After the fit passes he takes a last deep breath and straightens up.  He sees the ragged line of treetops across the back of the garden, the midnight blue of the sky that hangs over them, the moon perched over his neighbor's garage.
     Feeling the urge but not yet ready to go indoors, he unzips and pisses into the shrubbery.  He can't see the stream, but he feels the heat rise from it into the cool air, he hears the drops as they puddle around the base of the plants and drain into the earth. 
     
As he waits for his bladder to empty he thinks about the conversation he must have tomorrow with his sons, now asleep in their dormer-windowed room.  He is their father.  Not because he won them in court, just because he wakes them up in the morning and puts them to bed at night.  Once, years ago now, he sat for an hour, blowing his cooling breath on Matt's burned hand, because Matt insisted that was the only way he could fall asleep. Last year he read them the entire Lord of the Rings trilogy at bedtime, every last genealogy of every last hobbit.  Who but a father would suffer such indignities?  Let them long for Crazy Mike, the Archangel Michael, all they want; he, Beard the scientist, is the father Fate has dealt them.

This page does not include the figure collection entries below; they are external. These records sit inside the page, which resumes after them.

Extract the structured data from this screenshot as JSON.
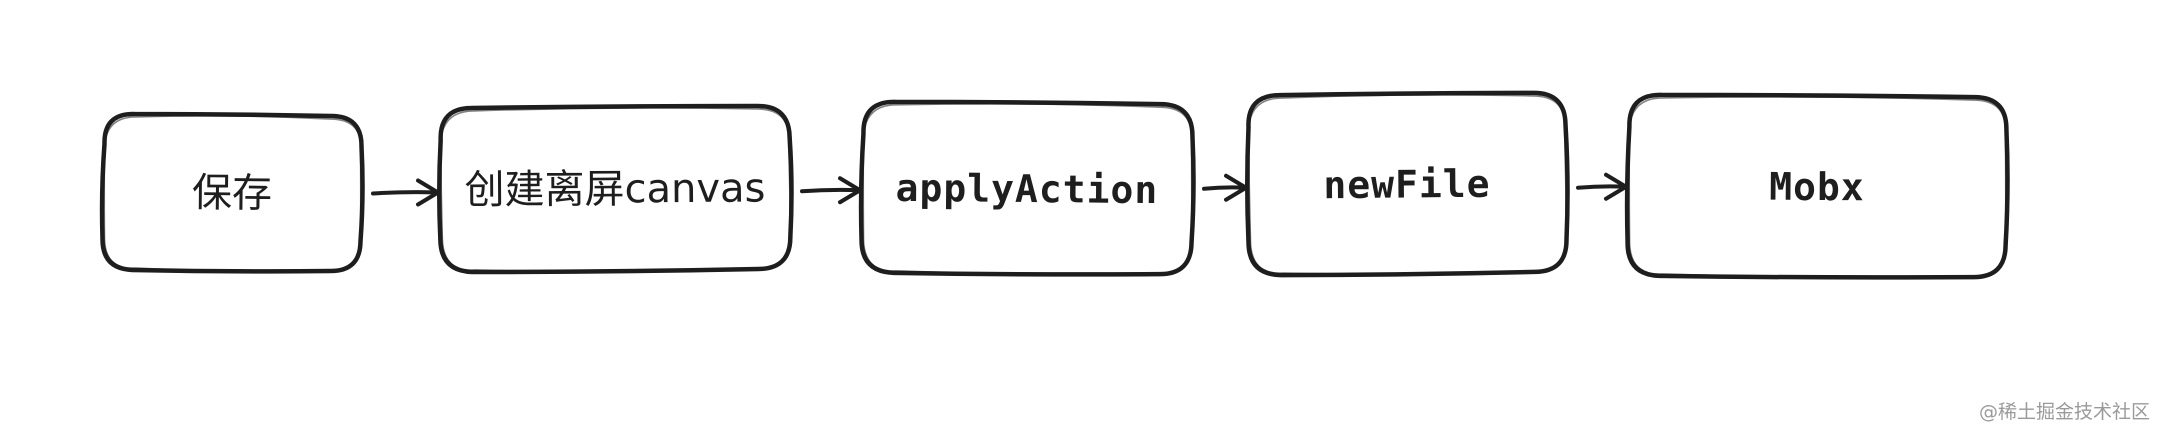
{
  "nodes": [
    {
      "id": "save",
      "label": "保存"
    },
    {
      "id": "create-offscreen-canvas",
      "label": "创建离屏canvas"
    },
    {
      "id": "apply-action",
      "label": "applyAction"
    },
    {
      "id": "new-file",
      "label": "newFile"
    },
    {
      "id": "mobx",
      "label": "Mobx"
    }
  ],
  "edges": [
    {
      "from": "save",
      "to": "create-offscreen-canvas"
    },
    {
      "from": "create-offscreen-canvas",
      "to": "apply-action"
    },
    {
      "from": "apply-action",
      "to": "new-file"
    },
    {
      "from": "new-file",
      "to": "mobx"
    }
  ],
  "watermark": "@稀土掘金技术社区",
  "colors": {
    "stroke": "#1e1e1e",
    "background": "#ffffff",
    "watermark": "#9a9a9a"
  }
}
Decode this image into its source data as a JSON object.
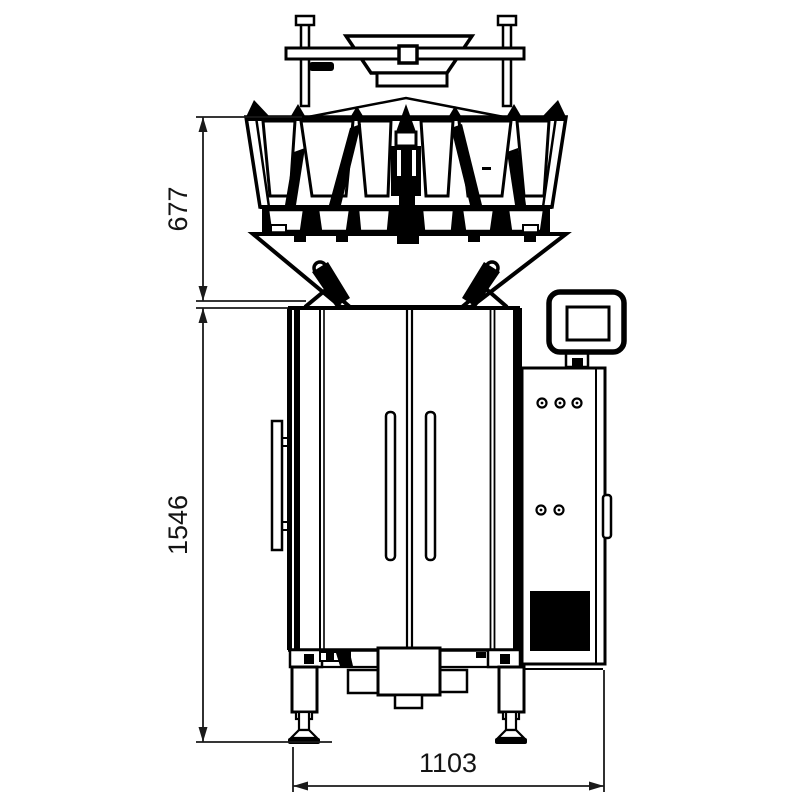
{
  "drawing": {
    "type": "technical-line-drawing",
    "dimensions": {
      "weigher_height": "677",
      "machine_height": "1546",
      "base_width": "1103"
    },
    "colors": {
      "line": "#000000",
      "background": "#ffffff"
    }
  }
}
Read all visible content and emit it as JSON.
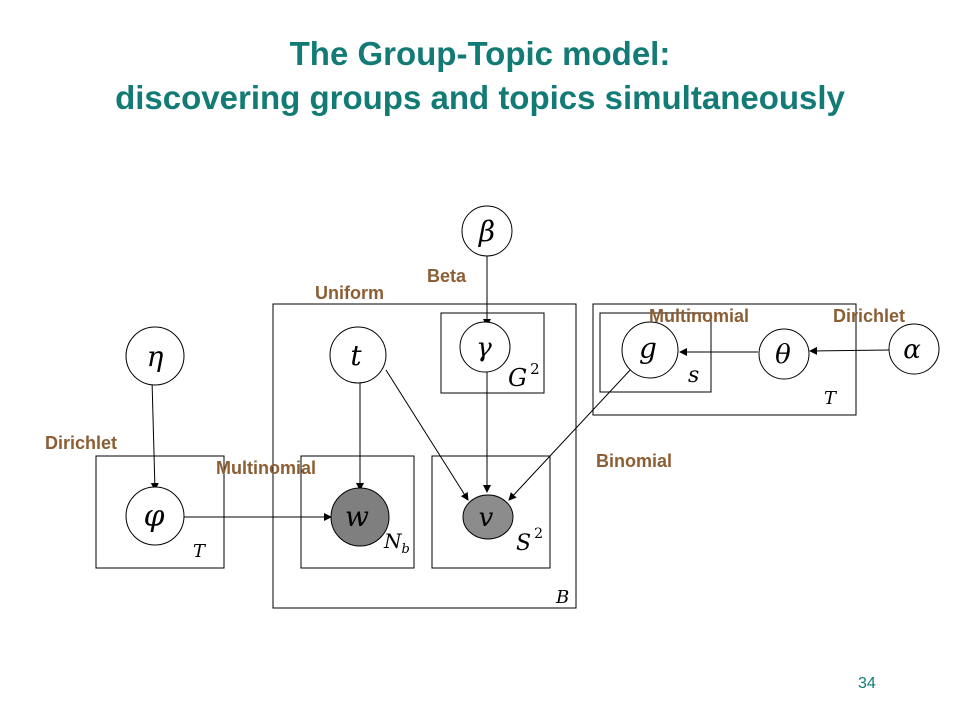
{
  "title": {
    "line1": "The Group-Topic model:",
    "line2": "discovering groups and topics simultaneously"
  },
  "labels": {
    "beta_dist": "Beta",
    "uniform_dist": "Uniform",
    "multinomial_top": "Multinomial",
    "dirichlet_right": "Dirichlet",
    "dirichlet_left": "Dirichlet",
    "multinomial_mid": "Multinomial",
    "binomial": "Binomial"
  },
  "nodes": {
    "beta": "β",
    "eta": "η",
    "t": "t",
    "gamma": "γ",
    "g": "g",
    "theta": "θ",
    "alpha": "α",
    "phi": "φ",
    "w": "w",
    "v": "v"
  },
  "plates": {
    "G2": {
      "base": "G",
      "sup": "2"
    },
    "s": "s",
    "T_right": "T",
    "T_left": "T",
    "Nb": {
      "base": "N",
      "sub": "b"
    },
    "S2": {
      "base": "S",
      "sup": "2"
    },
    "B": "B"
  },
  "colors": {
    "title": "#137b76",
    "label": "#8b5e34",
    "observed_w": "#7f7f7f",
    "observed_v": "#8c8c8c"
  },
  "page_number": "34"
}
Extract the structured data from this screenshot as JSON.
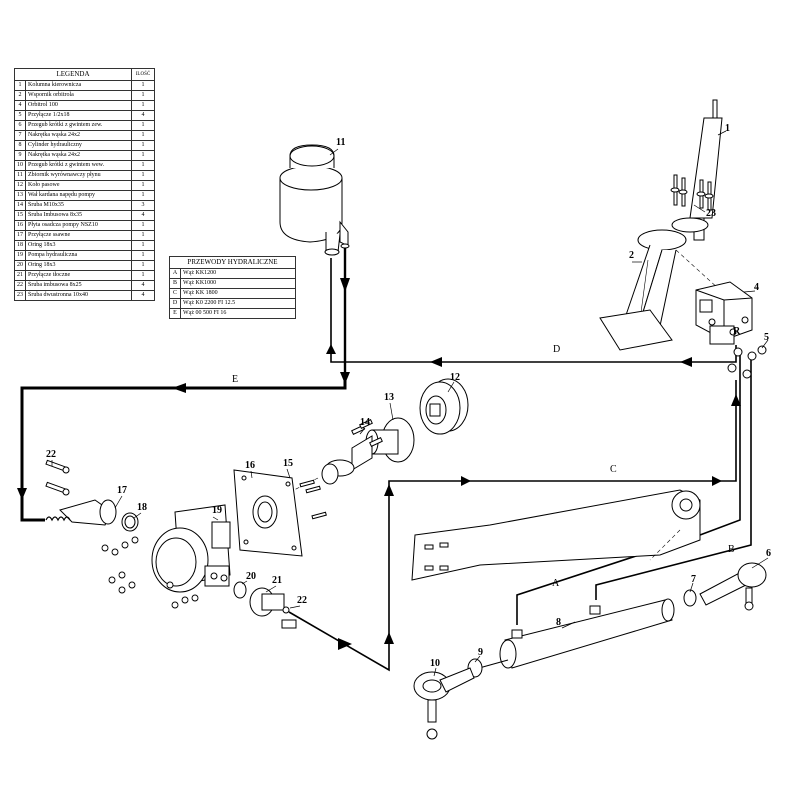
{
  "legend": {
    "title": "LEGENDA",
    "qty_header": "ILOŚĆ",
    "items": [
      {
        "no": "1",
        "name": "Kolumna kierownicza",
        "qty": "1"
      },
      {
        "no": "2",
        "name": "Wspornik orbitrola",
        "qty": "1"
      },
      {
        "no": "4",
        "name": "Orbitrol 100",
        "qty": "1"
      },
      {
        "no": "5",
        "name": "Przyłącze 1/2x18",
        "qty": "4"
      },
      {
        "no": "6",
        "name": "Przegub krótki z gwintem zew.",
        "qty": "1"
      },
      {
        "no": "7",
        "name": "Nakrętka wąska 24x2",
        "qty": "1"
      },
      {
        "no": "8",
        "name": "Cylinder hydrauliczny",
        "qty": "1"
      },
      {
        "no": "9",
        "name": "Nakrętka wąska 24x2",
        "qty": "1"
      },
      {
        "no": "10",
        "name": "Przegub krótki z gwintem wew.",
        "qty": "1"
      },
      {
        "no": "11",
        "name": "Zbiornik wyrównawczy płynu",
        "qty": "1"
      },
      {
        "no": "12",
        "name": "Koło pasowe",
        "qty": "1"
      },
      {
        "no": "13",
        "name": "Wał kardana napędu pompy",
        "qty": "1"
      },
      {
        "no": "14",
        "name": "Śruba M10x35",
        "qty": "3"
      },
      {
        "no": "15",
        "name": "Śruba Imbusowa 8x35",
        "qty": "4"
      },
      {
        "no": "16",
        "name": "Płyta osadcza pompy NSZ10",
        "qty": "1"
      },
      {
        "no": "17",
        "name": "Przyłącze ssawne",
        "qty": "1"
      },
      {
        "no": "18",
        "name": "Oring 18x3",
        "qty": "1"
      },
      {
        "no": "19",
        "name": "Pompa hydrauliczna",
        "qty": "1"
      },
      {
        "no": "20",
        "name": "Oring 18x3",
        "qty": "1"
      },
      {
        "no": "21",
        "name": "Przyłącze tłoczne",
        "qty": "1"
      },
      {
        "no": "22",
        "name": "Śruba imbusowa 8x25",
        "qty": "4"
      },
      {
        "no": "23",
        "name": "Śruba dwustronna 10x40",
        "qty": "4"
      }
    ]
  },
  "hoses": {
    "title": "PRZEWODY HYDRALICZNE",
    "items": [
      {
        "letter": "A",
        "name": "Wąż KK1200"
      },
      {
        "letter": "B",
        "name": "Wąż KK1000"
      },
      {
        "letter": "C",
        "name": "Wąż KK 1800"
      },
      {
        "letter": "D",
        "name": "Wąż K0 2200 FI 12.5"
      },
      {
        "letter": "E",
        "name": "Wąż 00 500 FI 16"
      }
    ]
  },
  "callouts": {
    "c1": "1",
    "c2": "2",
    "c23": "23",
    "c4": "4",
    "c5": "5",
    "c6": "6",
    "c7": "7",
    "c8": "8",
    "c9": "9",
    "c10": "10",
    "c11": "11",
    "c12": "12",
    "c13": "13",
    "c14": "14",
    "c15": "15",
    "c16": "16",
    "c17": "17",
    "c18": "18",
    "c19": "19",
    "c20": "20",
    "c21": "21",
    "c22a": "22",
    "c22b": "22",
    "cR": "R",
    "hA": "A",
    "hB": "B",
    "hC": "C",
    "hD": "D",
    "hE": "E"
  },
  "colors": {
    "line": "#000000",
    "background": "#ffffff"
  }
}
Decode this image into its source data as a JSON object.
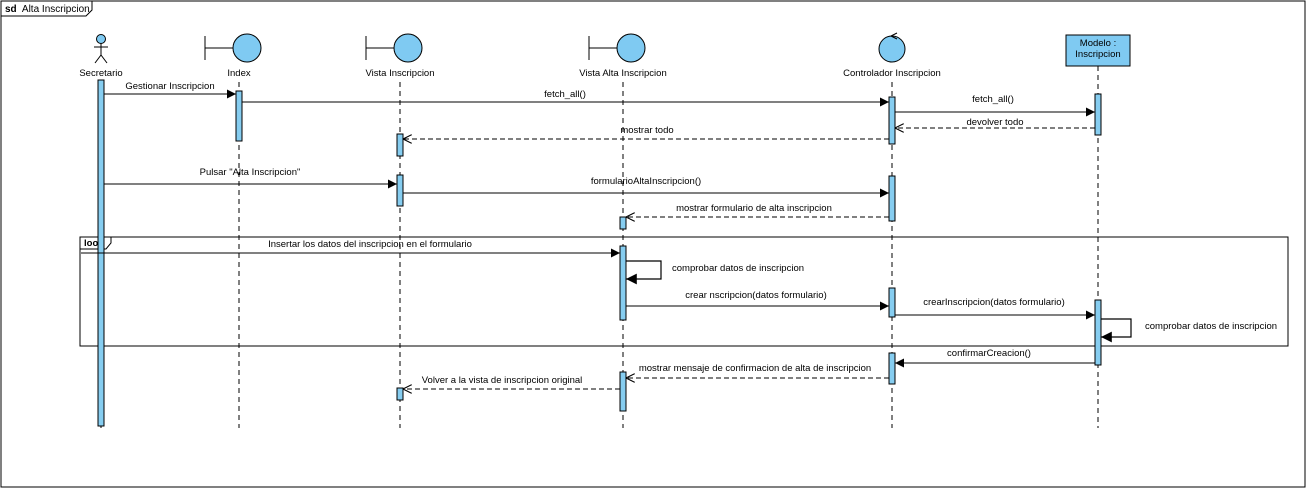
{
  "diagram": {
    "frame_label_prefix": "sd",
    "frame_label": "Alta Inscripcion",
    "colors": {
      "activation": "#86cdf0",
      "lifeline_head": "#7fcaf2",
      "stroke": "#000000",
      "fragment_border": "#000000"
    },
    "participants": [
      {
        "id": "secretario",
        "label": "Secretario",
        "type": "actor"
      },
      {
        "id": "index",
        "label": "Index",
        "type": "boundary"
      },
      {
        "id": "vista-inscripcion",
        "label": "Vista Inscripcion",
        "type": "boundary"
      },
      {
        "id": "vista-alta-inscripcion",
        "label": "Vista Alta Inscripcion",
        "type": "boundary"
      },
      {
        "id": "controlador-inscripcion",
        "label": "Controlador Inscripcion",
        "type": "control"
      },
      {
        "id": "modelo-inscripcion",
        "label": "Modelo :\nInscripcion",
        "type": "entity-box"
      }
    ],
    "fragment": {
      "operator": "loop"
    },
    "messages": [
      {
        "id": "gestionar-inscripcion",
        "label": "Gestionar Inscripcion",
        "from": "secretario",
        "to": "index",
        "kind": "sync"
      },
      {
        "id": "fetch-all-1",
        "label": "fetch_all()",
        "from": "index",
        "to": "controlador-inscripcion",
        "kind": "sync"
      },
      {
        "id": "fetch-all-2",
        "label": "fetch_all()",
        "from": "controlador-inscripcion",
        "to": "modelo-inscripcion",
        "kind": "sync"
      },
      {
        "id": "devolver-todo",
        "label": "devolver todo",
        "from": "modelo-inscripcion",
        "to": "controlador-inscripcion",
        "kind": "return"
      },
      {
        "id": "mostrar-todo",
        "label": "mostrar todo",
        "from": "controlador-inscripcion",
        "to": "vista-inscripcion",
        "kind": "return"
      },
      {
        "id": "pulsar-alta",
        "label": "Pulsar \"Alta Inscripcion\"",
        "from": "secretario",
        "to": "vista-inscripcion",
        "kind": "sync"
      },
      {
        "id": "formulario-alta",
        "label": "formularioAltaInscripcion()",
        "from": "vista-inscripcion",
        "to": "controlador-inscripcion",
        "kind": "sync"
      },
      {
        "id": "mostrar-formulario",
        "label": "mostrar formulario de alta inscripcion",
        "from": "controlador-inscripcion",
        "to": "vista-alta-inscripcion",
        "kind": "return"
      },
      {
        "id": "insertar-datos",
        "label": "Insertar los datos del inscripcion en el formulario",
        "from": "secretario",
        "to": "vista-alta-inscripcion",
        "kind": "sync"
      },
      {
        "id": "comprobar-datos-vista",
        "label": "comprobar datos de inscripcion",
        "from": "vista-alta-inscripcion",
        "to": "vista-alta-inscripcion",
        "kind": "self"
      },
      {
        "id": "crear-nscripcion",
        "label": "crear nscripcion(datos formulario)",
        "from": "vista-alta-inscripcion",
        "to": "controlador-inscripcion",
        "kind": "sync"
      },
      {
        "id": "crear-inscripcion",
        "label": "crearInscripcion(datos formulario)",
        "from": "controlador-inscripcion",
        "to": "modelo-inscripcion",
        "kind": "sync"
      },
      {
        "id": "comprobar-datos-modelo",
        "label": "comprobar datos de inscripcion",
        "from": "modelo-inscripcion",
        "to": "modelo-inscripcion",
        "kind": "self"
      },
      {
        "id": "confirmar-creacion",
        "label": "confirmarCreacion()",
        "from": "modelo-inscripcion",
        "to": "controlador-inscripcion",
        "kind": "sync"
      },
      {
        "id": "mostrar-confirmacion",
        "label": "mostrar mensaje de confirmacion de alta de inscripcion",
        "from": "controlador-inscripcion",
        "to": "vista-alta-inscripcion",
        "kind": "return"
      },
      {
        "id": "volver-vista",
        "label": "Volver a la vista de inscripcion original",
        "from": "vista-alta-inscripcion",
        "to": "vista-inscripcion",
        "kind": "return"
      }
    ]
  }
}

     As for genealogy, human or hobbit, who knows better than he does how little that's worth?  In any case, he tells himself, all their genes come from the same pool.  Maybe not the same cove, the same sheltered backwater, but the same pond.  He and his sons have a common ancestor somewhere in, say, the last four thousand years.  
     
But why stop there?  A few more generations, he thinks, and we're all cousins - Claire, Drummond, the fat boy with the burrito.  Why stop there?  Doesn't all of life on earth spring from the same rocks, the same water?  Go further back, to earth condensing out of stardust, and we're related to the universe.  Everything's made of the same stuff.  There is no other stuff.  There is no Other!
     Finished, he zips his trousers, turns around to see a lamp lit in the window, and climbs the stairs into the house.